What is the proof for continuity using the existence of a derivative?

[sponsoredwalk]

Hi I have a question about continuity as it is proven by the existence of a derivative.

The proof I've read is the following and I really just want to talk about it to be 100% sure I've understood it and I know where it comes from;

1: We'll take the equation of a line; $$f(x) \ - \ f(x_0) \ = \ m (x \ - \ x_0) \$$

where;

$$m \ = \ \frac{f(x) \ - \ f(x_0)}{x \ - \ x_0}$$

and set it up like so;

2: $$f(x) \ = \ \frac{f(x) \ - \ f(x_0)}{x \ - \ x_0} (x \ - \ x_0 ) \ + \ f(x)$$

So, as I understand the proof, if we want to prove that the function f is continuous we will take the limit of the above expression and as x tends back onto itself and by getting the equality f(x_0) = f(x_0) we've proved the function continues along at this point

3: $$\lim_{x \to x_0} f(x) \ = \ \lim_{x \to x_0} \frac{f(x) \ - \ f(x_0)}{x \ - \ x_0} (x \ - \ x_0 ) \ + \ \lim_{x \to x_0} f(x)$$

4: $$f(x_0) \ = \ f ' (x_0) (x_0 \ - \ x_0 ) \ + \ f(x_0)$$

5: $$f(x_0) \ = \ f ' (x_0) (0) \ + \ f(x_0)$$

6: $$f(x_0) \ = \ f(x_0)$$

I wonder how deep a proof this is, it is from an advanced calculus text. :tongue2:

 

[LCKurtz]

I think that argument is very confused as it is written. Try looking at it this way (I'm going to use a instead of x₀ to avoid the subscripts). Begin with this identity:

$$\frac{f(x)-f(a)}{x-a}= f'(a)+\frac{f(x)-f(a)}{x-a}-f'(a)$$

That is obviously an identity. Now multiply both sides by (x-a) ane rewrite it as:

$$f(x)-f(a)= f'(a)(x-a)+\left( \ \frac{f(x)-f(a)}{x-a}-f'(a)\ \right)(x-a)$$

Now take the limit as $x \rightarrow a$ on both sides. On the right side the quantity in the large parentheses goes to zero because the function is differentiable at a and the difference quotient approaches f'(a). The other two terms on the right obviously go to zero too. Therefore the left side goes to zero too and f is continuous at a.

 

[sponsoredwalk]

But I don't understand, what you've essentially written the before and after product of a derivative in the first latex frame and then wrote something that just equals zero in the second latex frame.

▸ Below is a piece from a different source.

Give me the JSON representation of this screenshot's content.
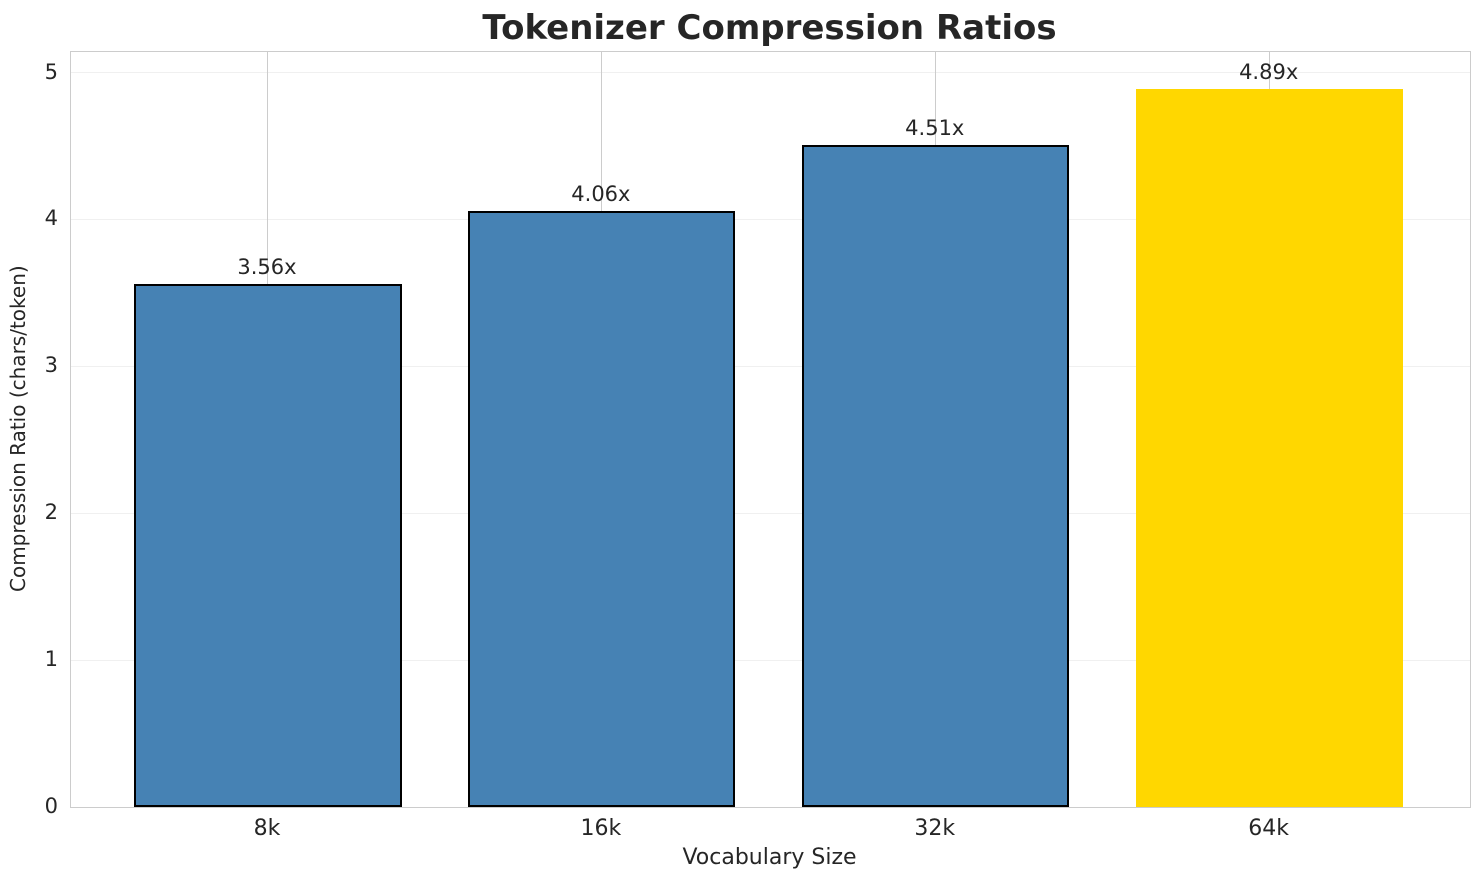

The L.H.S. of your second latex frame is zero because as x-->a it becomes f(a) - f(a) ergo zero. The R.H.S. obviously goes to zero too because of (x - a) becoming (a - a) = 0. It just comes out of nowhere to me and could be speaking about anything.


As I understand the proof I've put up it defines the function to be continuous by employing the equation of a line and then attaining equality on both sides. It also works because it is applicable to any function directly.

I'm just very familiar with the form I've put up as the mean value theorem and Newtons method jump directly from it.

Can you tell me what I'm confused about in writing it this way?

 

[LCKurtz]

But I don't understand, what you've essentially written the before and after product of a derivative in the first latex frame and then wrote something that just equals zero in the second latex frame.

The L.H.S. of your second latex frame is zero because as x-->a it becomes f(a) - f(a) ergo zero.

No. You are trying to prove that f is continuous at x = a. You aren't given that $f(x) \rightarrow f(a)$ so you can't assume it and you don't have the left side goes to zero given. The point of this argument is that you can prove $f(x) \rightarrow f(a)$ by noting that f(x) - f(a) is equal to an expression on the right side which obviously does go to zero. That is how you know $f(x) \rightarrow f(a)$ and that is how you prove f is continuous at a.